Szarża poskutkowała i szlachcic, w popłochu wycofywał się z Królestwa Imperatora Uligarda, czyli z kambuza i okolic. Rwetes jaki przy tym kuk czynił sprawił, ze szybko i sprawnie przybyły odpowiednie władze by przejąć potwora. Niestety uwadze władz nie uszła Uligardowa Rózeczka, czyli topór. Sprzęt został zarekwirowany wbrew protestom, sarkaniom, przekleństwom i narzekaniom.

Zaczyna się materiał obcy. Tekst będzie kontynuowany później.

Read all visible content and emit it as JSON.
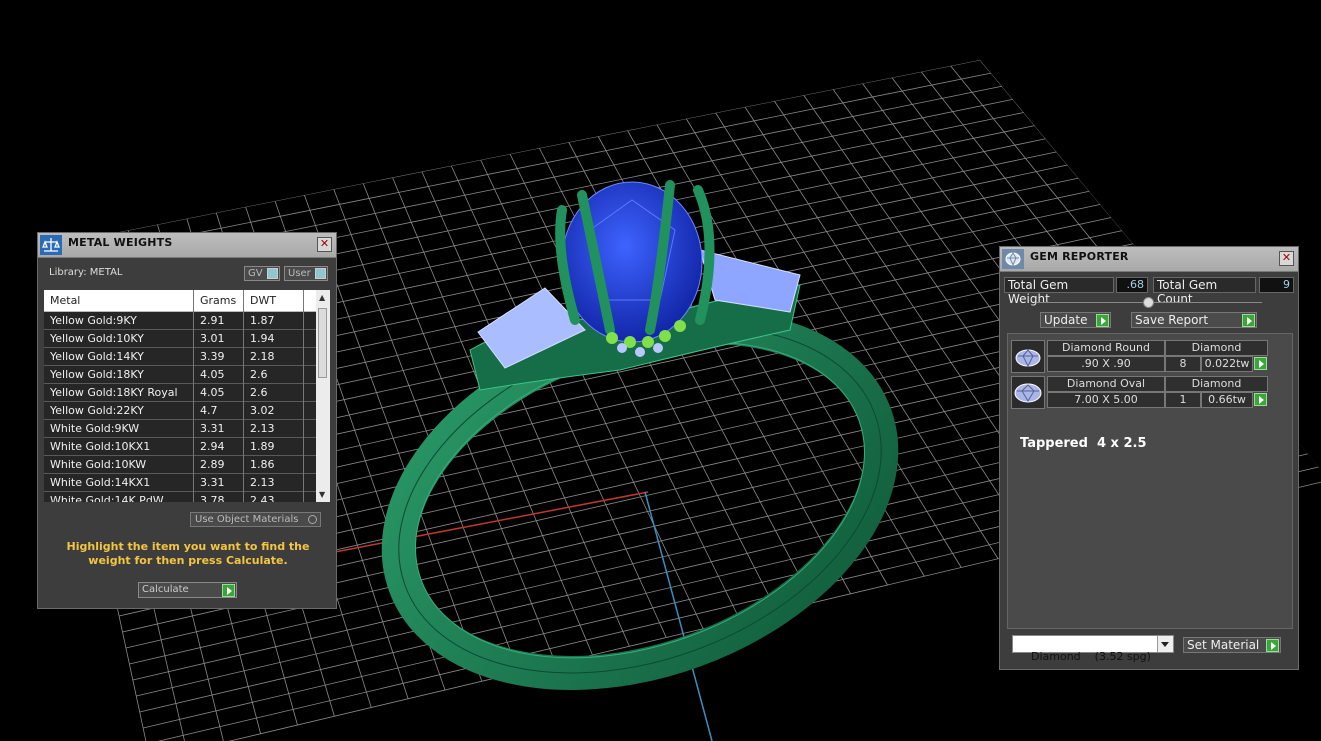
{
  "metal_weights": {
    "title": "METAL WEIGHTS",
    "library_label": "Library: METAL",
    "gv_label": "GV",
    "user_label": "User",
    "columns": [
      "Metal",
      "Grams",
      "DWT"
    ],
    "rows": [
      {
        "metal": "Yellow Gold:9KY",
        "grams": "2.91",
        "dwt": "1.87"
      },
      {
        "metal": "Yellow Gold:10KY",
        "grams": "3.01",
        "dwt": "1.94"
      },
      {
        "metal": "Yellow Gold:14KY",
        "grams": "3.39",
        "dwt": "2.18"
      },
      {
        "metal": "Yellow Gold:18KY",
        "grams": "4.05",
        "dwt": "2.6"
      },
      {
        "metal": "Yellow Gold:18KY Royal",
        "grams": "4.05",
        "dwt": "2.6"
      },
      {
        "metal": "Yellow Gold:22KY",
        "grams": "4.7",
        "dwt": "3.02"
      },
      {
        "metal": "White Gold:9KW",
        "grams": "3.31",
        "dwt": "2.13"
      },
      {
        "metal": "White Gold:10KX1",
        "grams": "2.94",
        "dwt": "1.89"
      },
      {
        "metal": "White Gold:10KW",
        "grams": "2.89",
        "dwt": "1.86"
      },
      {
        "metal": "White Gold:14KX1",
        "grams": "3.31",
        "dwt": "2.13"
      },
      {
        "metal": "White Gold:14K PdW",
        "grams": "3.78",
        "dwt": "2.43"
      }
    ],
    "use_object_materials": "Use Object Materials",
    "hint": "Highlight the item you want to find the weight for then press Calculate.",
    "calculate_label": "Calculate"
  },
  "gem_reporter": {
    "title": "GEM REPORTER",
    "total_weight_label": "Total Gem Weight",
    "total_weight_value": ".68",
    "total_count_label": "Total Gem Count",
    "total_count_value": "9",
    "update_label": "Update",
    "save_report_label": "Save Report",
    "gems": [
      {
        "name": "Diamond Round",
        "material": "Diamond",
        "size": ".90 X .90",
        "count": "8",
        "weight": "0.022tw"
      },
      {
        "name": "Diamond Oval",
        "material": "Diamond",
        "size": "7.00 X 5.00",
        "count": "1",
        "weight": "0.66tw"
      }
    ],
    "note": "Tappered  4 x 2.5",
    "material_select": "Diamond    (3.52 spg)",
    "set_material_label": "Set Material"
  },
  "colors": {
    "metal": "#1c7a52",
    "center_stone": "#1f3fd6",
    "baguette": "#9fb6ff",
    "grid": "#8a8a8a",
    "hint_text": "#f5c542"
  }
}
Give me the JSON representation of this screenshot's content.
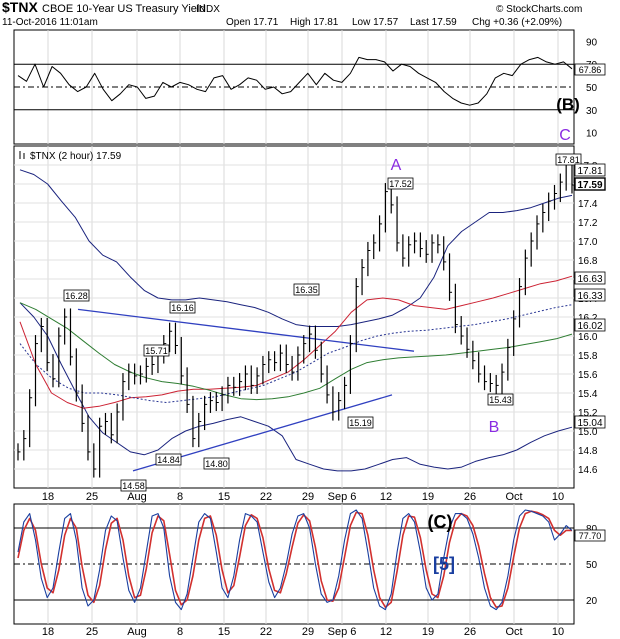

- Gdyby nie ta bron mieli byście trupa w kambuzie, a kto wie czy nie tylko. Cholera wie, co ten potwór planował. Może chciał wszystkich pozabijać? - Odparował komandorowi gniewnie biorąc się pod boki i marszcząc brwi. Ci, co go znali wiedzieli, ze w takim stanie kuk bywa nieobliczalny więc lepiej go zostawić w spokoju i nie drażnić a najlepiej dać mu flaszkę. Wtedy sie uchleje i da spokój awanturze.
- I sprawdźcie pozostałe skrzynki i beczki, czy nie ma w nich kolegów naszego potwora - Poradził komandorowi patrząc na niego wzrokiem dziwnie wypranym z szacunku.